China’s top industrial policymaker has launched a program making it easier for companies to issue bonds to pay back other debt, in a drive analysts said is aimed at easing pressure on firms facing too many short-term obligations.
The latest program from the National Development and Reform Commission (NDRC), one of China’s major regulators that approves corporate bond issues, could especially help the nation’s real estate developers, many facing liquidity problems as the entire market slows. But some cautioned the new program’s conditions may be too high for many, limiting its effectiveness.
The new program will support companies with AAA credit and stable business operations, the NDRC said in a notice (link in Chinese) on its website last week. Real estate companies with total assets of over 150 billion yuan ($21.8 billion), more than 30 billion yuan of annual revenue, and debt-to-assets ratios lower than 85% will be eligible to issue bonds, said the notice.
But the regulator also introduced restrictions on the use of raised capital. Bond issuers are not allowed to use the money for lending, speculative real estate investments or securities investments that are irrelevant to the issuers’ operations. Bond issuers can also use no more than 50% of the raised funds to supplement operating capital.
The new program provides firms with quicker and simpler access to approval for new bond issues than the existing procedures. It also comes amid China’s ongoing campaign to support companies that previously relied on a shadow banking sector that is now the subject of a broader government cleanup.
“The purpose of this policy is mainly to encourage firms to repay debts. Companies can only use the funds to supplement operations under certain conditions,” a source in the finance industry told Caixin. The source added that firms issuing bonds under the new program must also provide feasible plans for how they will repay the debt.

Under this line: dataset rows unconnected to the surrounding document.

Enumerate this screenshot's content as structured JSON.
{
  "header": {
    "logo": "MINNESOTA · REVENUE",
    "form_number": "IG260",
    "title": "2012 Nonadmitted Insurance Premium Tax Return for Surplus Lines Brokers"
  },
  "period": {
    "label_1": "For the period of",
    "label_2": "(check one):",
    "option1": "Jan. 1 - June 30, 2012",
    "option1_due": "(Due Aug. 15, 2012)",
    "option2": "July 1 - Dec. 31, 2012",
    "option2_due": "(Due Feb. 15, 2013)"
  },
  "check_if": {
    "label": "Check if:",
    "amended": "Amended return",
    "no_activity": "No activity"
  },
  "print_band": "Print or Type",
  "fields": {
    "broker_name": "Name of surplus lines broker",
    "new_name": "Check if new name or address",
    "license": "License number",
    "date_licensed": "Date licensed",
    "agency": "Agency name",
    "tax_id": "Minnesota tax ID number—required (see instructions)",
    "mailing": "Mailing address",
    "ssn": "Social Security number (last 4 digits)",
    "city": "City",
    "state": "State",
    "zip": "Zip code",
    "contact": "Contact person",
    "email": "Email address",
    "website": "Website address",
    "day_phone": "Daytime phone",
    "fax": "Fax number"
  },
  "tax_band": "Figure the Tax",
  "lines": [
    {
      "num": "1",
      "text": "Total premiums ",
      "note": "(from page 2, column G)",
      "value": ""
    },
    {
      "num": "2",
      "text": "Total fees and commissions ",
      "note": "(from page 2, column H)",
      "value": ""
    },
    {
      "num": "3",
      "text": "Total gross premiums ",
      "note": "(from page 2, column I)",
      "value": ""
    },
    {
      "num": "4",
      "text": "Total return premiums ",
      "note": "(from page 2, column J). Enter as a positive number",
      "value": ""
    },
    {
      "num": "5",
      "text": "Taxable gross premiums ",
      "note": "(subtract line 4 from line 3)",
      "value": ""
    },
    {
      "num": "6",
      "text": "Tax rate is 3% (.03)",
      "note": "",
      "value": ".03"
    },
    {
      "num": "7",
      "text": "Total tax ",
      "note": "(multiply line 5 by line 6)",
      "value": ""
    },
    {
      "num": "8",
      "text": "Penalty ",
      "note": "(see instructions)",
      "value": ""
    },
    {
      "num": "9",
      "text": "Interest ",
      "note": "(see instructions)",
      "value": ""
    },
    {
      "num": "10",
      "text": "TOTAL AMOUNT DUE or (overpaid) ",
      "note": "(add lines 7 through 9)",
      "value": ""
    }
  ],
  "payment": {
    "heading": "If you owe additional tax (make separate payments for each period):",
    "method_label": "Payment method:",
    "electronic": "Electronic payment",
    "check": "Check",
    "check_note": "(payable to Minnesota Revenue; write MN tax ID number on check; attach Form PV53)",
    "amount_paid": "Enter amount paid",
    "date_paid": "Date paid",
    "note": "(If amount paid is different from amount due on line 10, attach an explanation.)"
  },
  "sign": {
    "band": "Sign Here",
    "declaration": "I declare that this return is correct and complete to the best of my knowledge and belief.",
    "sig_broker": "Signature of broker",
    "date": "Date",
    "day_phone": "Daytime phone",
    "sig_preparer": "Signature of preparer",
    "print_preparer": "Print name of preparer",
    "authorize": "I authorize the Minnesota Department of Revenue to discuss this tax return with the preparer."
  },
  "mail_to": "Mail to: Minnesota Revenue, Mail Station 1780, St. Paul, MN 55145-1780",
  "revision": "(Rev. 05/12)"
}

One group that could benefit from the new program is real estate developers, many of which face cash crunches. The NDRC has strictly controlled real estate financing in recent years, and has only given the go-ahead for developers to raise funds for public welfare programs, including affordable housing, shantytown renovation, and leasing projects.
The industry could come under heavy pressure soon when a peak of debt comes due for repayment in the first quarter of 2019, according to a research report by Haitong Securities. In November, the total value of domestic bonds issued by property enterprises reached 52.3 billion yuan, up 14% from the previous month and more than double from a year earlier, according to data from financial information provider Wind.
Analysts said the new bond-issuing program could help high-quality property enterprises to ease their debt repayment pressure, though it will be less helpful to small and midsize firms that lack the necessary high credit levels.
But even some large firms may have trouble accessing the program due to their relatively high requirements, said Xia Lei, chief analyst of the research center at developer Evergrande Group. He said the policy appears designed to stabilize companies’ capital. But Caixin’s calculation showed that even Evergrande, one of the nation’s top developers, would not qualify to issue bonds under the new program due to its high debt ratio.